Dr Sharman: I think the most important one that is flying a little under the radar is ibrutinib versus acalabrutinib. We have not talked much about acalabrutinib, but it is a second BTK inhibitor that is approved and I think amongst many clinical investigators who have worked with the two drugs, I think that acalabrutinib tends to be an easier drug to administer. But we do not yet know if the efficacy is the same. There is a randomized head to head comparison study and it will be very curious to see. That could either swing things dramatically or end up being kind of a, well, choose-whichever-one-you-want type study and I do not know what that is going to show, of course.

Dr Mato, how about you? What is interesting for you?

Dr Mato: I totally agree with you about that trial in the relapse/refractory setting. One of the difficult things about trial design is that your control arm often could become irrelevant in real time. And so, at this meeting we saw the, or we will see the results of the ILLUMINATE trial comparing ibrutinib/obinutuzumab versus obinutuzumab/chlorambucil. So, that is a positive trial and you can, we could discuss those data.
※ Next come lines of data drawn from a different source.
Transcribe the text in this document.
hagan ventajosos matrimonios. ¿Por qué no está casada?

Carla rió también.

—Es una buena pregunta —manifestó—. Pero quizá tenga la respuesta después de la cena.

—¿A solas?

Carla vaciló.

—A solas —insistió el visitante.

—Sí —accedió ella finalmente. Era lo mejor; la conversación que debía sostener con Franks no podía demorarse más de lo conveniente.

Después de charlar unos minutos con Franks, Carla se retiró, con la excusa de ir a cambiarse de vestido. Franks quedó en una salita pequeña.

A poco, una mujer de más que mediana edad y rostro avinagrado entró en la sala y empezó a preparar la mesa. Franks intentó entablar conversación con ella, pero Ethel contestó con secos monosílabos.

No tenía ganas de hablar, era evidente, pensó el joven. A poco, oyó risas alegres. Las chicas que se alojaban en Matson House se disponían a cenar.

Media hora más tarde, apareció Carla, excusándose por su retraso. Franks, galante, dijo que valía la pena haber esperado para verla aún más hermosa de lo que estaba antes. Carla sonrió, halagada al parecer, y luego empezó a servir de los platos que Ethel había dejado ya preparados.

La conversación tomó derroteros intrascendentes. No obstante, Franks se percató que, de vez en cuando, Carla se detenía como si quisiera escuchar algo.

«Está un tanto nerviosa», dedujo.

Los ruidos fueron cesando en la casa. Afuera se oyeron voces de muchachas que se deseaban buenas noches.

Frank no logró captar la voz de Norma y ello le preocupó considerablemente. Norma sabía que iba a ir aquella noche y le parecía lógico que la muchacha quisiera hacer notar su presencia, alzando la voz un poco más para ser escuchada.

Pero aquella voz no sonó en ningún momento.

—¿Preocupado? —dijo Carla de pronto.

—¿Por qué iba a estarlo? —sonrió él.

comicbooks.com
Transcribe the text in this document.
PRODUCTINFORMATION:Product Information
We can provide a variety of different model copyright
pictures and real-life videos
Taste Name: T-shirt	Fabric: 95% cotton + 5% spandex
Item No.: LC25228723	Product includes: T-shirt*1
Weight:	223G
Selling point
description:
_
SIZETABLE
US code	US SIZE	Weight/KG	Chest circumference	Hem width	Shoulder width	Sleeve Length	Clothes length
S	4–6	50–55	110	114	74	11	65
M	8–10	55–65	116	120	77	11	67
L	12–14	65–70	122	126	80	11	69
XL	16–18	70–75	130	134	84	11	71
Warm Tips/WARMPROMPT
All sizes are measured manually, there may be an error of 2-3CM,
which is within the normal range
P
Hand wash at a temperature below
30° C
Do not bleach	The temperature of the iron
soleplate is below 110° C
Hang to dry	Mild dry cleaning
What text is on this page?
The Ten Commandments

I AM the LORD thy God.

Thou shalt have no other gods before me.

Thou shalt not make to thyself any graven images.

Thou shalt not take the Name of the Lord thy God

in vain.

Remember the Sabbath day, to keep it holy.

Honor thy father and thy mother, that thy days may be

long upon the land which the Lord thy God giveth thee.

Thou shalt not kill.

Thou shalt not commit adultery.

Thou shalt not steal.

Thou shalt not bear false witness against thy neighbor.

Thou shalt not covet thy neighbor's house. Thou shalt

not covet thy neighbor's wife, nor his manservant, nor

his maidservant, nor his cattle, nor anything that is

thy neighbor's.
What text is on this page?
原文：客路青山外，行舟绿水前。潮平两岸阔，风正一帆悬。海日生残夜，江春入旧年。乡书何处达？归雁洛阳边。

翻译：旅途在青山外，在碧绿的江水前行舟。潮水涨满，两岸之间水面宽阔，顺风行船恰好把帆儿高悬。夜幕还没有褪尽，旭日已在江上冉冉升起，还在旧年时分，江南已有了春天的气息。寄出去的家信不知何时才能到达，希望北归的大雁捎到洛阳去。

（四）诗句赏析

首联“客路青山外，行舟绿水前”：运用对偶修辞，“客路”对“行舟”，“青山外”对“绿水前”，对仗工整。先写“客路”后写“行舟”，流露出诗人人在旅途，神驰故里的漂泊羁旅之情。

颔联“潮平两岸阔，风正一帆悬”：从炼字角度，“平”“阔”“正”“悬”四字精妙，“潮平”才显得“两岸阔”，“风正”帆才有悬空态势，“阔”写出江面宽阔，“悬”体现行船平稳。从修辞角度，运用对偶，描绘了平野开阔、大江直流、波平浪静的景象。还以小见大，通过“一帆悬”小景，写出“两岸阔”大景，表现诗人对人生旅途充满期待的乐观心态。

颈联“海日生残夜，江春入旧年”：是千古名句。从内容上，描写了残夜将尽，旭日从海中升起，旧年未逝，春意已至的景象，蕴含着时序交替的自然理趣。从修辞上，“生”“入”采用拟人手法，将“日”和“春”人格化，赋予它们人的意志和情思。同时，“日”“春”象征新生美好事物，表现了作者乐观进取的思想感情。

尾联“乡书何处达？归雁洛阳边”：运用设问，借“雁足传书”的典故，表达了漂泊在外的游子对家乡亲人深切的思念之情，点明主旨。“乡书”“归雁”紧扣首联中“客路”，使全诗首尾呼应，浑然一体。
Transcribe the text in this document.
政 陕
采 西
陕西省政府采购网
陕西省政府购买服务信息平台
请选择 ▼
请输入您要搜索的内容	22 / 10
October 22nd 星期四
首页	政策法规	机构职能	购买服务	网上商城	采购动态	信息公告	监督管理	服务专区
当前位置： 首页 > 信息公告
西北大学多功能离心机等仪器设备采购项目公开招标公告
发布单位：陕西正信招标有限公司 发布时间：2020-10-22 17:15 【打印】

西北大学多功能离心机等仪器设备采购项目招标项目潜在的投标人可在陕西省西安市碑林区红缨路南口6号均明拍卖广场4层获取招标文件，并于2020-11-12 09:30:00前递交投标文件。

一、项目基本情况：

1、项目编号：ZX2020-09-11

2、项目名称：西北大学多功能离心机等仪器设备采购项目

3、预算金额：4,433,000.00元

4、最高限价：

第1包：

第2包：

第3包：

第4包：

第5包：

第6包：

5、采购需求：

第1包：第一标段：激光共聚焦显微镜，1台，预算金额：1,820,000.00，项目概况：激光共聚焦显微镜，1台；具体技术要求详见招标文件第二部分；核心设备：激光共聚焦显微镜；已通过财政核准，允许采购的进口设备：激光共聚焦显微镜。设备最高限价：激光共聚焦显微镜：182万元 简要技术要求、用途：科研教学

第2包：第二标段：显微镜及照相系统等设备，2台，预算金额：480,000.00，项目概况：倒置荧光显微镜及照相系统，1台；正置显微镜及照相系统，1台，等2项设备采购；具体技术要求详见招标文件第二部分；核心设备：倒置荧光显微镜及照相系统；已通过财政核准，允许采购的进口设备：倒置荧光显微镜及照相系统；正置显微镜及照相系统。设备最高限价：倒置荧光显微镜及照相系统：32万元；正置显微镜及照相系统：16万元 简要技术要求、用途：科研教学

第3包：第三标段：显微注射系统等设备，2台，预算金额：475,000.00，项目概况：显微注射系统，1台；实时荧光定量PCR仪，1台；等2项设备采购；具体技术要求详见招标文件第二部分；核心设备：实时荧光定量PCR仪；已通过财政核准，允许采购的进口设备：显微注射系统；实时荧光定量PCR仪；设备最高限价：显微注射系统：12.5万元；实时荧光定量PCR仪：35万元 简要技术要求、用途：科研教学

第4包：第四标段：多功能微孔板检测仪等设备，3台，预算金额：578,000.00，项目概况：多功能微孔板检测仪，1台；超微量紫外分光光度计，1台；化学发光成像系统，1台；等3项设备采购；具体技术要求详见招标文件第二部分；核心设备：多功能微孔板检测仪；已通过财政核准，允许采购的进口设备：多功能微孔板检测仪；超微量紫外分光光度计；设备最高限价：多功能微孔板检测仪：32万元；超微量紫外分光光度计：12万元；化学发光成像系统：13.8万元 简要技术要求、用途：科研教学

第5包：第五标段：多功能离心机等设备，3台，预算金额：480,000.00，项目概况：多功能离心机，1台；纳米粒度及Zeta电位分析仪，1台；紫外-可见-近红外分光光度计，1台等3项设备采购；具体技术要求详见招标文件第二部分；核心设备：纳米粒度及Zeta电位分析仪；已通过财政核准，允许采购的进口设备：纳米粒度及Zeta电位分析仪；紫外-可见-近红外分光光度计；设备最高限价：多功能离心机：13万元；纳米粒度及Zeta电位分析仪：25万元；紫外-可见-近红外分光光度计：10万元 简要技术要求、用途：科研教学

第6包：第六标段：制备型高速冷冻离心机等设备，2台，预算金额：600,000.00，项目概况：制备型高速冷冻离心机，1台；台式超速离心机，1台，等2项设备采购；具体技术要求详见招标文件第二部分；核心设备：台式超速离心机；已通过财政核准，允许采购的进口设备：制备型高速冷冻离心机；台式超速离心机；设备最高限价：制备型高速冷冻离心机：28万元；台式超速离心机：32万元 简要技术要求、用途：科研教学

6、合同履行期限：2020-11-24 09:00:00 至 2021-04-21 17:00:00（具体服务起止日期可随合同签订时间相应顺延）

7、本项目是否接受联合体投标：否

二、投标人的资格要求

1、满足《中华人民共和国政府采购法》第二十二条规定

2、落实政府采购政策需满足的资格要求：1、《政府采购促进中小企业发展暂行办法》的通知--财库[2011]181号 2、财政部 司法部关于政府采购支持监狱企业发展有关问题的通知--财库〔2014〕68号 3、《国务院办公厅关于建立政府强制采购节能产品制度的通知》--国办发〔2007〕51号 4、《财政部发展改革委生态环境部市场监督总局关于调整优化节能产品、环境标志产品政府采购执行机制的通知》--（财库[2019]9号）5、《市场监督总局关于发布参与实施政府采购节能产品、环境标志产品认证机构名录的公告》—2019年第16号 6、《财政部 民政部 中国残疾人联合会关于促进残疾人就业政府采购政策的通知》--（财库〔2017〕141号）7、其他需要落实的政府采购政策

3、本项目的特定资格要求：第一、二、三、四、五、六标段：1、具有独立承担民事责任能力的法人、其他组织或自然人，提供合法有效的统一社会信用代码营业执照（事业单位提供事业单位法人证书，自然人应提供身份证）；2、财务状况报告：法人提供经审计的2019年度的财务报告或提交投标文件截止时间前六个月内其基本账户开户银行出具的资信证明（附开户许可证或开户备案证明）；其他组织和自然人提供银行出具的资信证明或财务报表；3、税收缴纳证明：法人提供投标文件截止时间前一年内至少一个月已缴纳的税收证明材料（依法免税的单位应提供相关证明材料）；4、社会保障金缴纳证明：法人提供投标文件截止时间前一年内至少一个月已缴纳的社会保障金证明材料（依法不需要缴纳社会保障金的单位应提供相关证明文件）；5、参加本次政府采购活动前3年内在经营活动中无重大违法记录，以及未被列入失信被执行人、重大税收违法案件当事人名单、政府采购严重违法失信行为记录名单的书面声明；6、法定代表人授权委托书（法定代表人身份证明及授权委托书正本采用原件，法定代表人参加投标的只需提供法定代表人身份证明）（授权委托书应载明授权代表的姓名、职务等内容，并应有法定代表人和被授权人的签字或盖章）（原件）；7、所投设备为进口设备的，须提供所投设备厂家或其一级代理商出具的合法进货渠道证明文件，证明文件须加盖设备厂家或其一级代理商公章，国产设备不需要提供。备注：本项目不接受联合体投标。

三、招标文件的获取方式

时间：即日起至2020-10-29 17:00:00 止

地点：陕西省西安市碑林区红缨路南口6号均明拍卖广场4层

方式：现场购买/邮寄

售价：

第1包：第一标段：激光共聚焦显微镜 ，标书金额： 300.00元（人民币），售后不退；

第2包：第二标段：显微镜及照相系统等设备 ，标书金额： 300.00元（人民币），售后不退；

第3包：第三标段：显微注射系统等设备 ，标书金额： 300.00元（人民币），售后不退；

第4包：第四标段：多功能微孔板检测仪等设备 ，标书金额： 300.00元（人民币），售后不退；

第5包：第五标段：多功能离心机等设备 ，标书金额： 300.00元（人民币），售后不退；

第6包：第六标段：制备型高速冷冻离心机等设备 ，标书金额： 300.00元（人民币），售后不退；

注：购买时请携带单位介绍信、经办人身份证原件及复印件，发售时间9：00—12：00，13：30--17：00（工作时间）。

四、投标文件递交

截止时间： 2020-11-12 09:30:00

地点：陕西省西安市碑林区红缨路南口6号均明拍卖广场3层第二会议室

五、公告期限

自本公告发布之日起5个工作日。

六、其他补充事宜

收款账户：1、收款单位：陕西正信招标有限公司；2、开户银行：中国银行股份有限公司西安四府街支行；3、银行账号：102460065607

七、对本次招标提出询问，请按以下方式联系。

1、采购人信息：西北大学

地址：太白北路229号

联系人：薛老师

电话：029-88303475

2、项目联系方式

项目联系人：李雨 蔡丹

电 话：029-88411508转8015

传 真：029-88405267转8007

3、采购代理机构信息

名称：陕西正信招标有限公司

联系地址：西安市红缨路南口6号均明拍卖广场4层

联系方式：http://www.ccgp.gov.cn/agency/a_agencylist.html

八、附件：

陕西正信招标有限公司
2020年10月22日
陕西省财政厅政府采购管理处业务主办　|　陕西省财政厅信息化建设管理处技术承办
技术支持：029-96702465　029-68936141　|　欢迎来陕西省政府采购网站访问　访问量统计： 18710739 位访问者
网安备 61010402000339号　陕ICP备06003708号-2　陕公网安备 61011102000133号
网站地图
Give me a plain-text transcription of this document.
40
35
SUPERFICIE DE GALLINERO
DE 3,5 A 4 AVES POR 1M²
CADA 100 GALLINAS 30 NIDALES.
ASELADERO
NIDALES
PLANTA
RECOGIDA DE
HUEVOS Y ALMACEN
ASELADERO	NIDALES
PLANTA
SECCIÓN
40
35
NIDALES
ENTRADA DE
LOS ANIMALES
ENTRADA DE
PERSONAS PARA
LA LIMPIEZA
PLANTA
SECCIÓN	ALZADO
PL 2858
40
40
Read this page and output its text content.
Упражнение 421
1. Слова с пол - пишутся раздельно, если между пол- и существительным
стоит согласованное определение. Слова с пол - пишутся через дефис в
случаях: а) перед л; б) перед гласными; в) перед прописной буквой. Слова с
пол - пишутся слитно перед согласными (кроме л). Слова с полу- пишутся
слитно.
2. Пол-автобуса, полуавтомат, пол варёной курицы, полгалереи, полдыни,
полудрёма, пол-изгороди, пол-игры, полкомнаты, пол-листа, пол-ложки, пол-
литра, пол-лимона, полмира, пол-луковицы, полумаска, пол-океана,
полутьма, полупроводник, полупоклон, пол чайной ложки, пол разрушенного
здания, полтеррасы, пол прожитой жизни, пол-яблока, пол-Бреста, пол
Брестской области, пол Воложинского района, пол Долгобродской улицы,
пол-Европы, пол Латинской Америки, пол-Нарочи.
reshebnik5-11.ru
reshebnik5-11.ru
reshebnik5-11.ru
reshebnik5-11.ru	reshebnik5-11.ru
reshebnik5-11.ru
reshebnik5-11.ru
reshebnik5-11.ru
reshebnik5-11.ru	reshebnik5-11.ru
But there are many other similar trials in the pipeline that also have the same control arm. And so, it will be interesting to see when we start seeing ibrutinib/obinutuzumab, acalabrutinib/obinutuzumab, venetoclax/obinutuzumab, umbralisib/obinutuzumab all potentially perform better than obinutuzumab/chlorambucil. We will be sort of left in this vacuum where we have all of these obinutuzumab plus novel agent-containing regimen, none of whom are compared directly to one another and yet, we will be forced to choose based on extrapolation.

So, I am interested to see how that pans out because I think at the end, it will not be like there is this clear-cut winner. It will be these winners who then we have to sort of think long and hard how to pick and choose appropriately. So, I am interested to see what will happen there.

Dr Ujjani: I am excited to see the results of the late-breaking abstract session tomorrow and really get a better look at the data, the SER vs the ibrutinib or rituximab regimen and really understand which of those arms are better for which sub-patient populations. But I think the specific study I am also interested in is the acalabrutinib vs ibrutinib in the relapse CLL study. Acalabrutinib does seem to be a little bit easier for patients in terms of tolerability, but I do have some concerns about the twice-a-day dosing and compliance and I think that is an important thing that we think about as we go forward as well.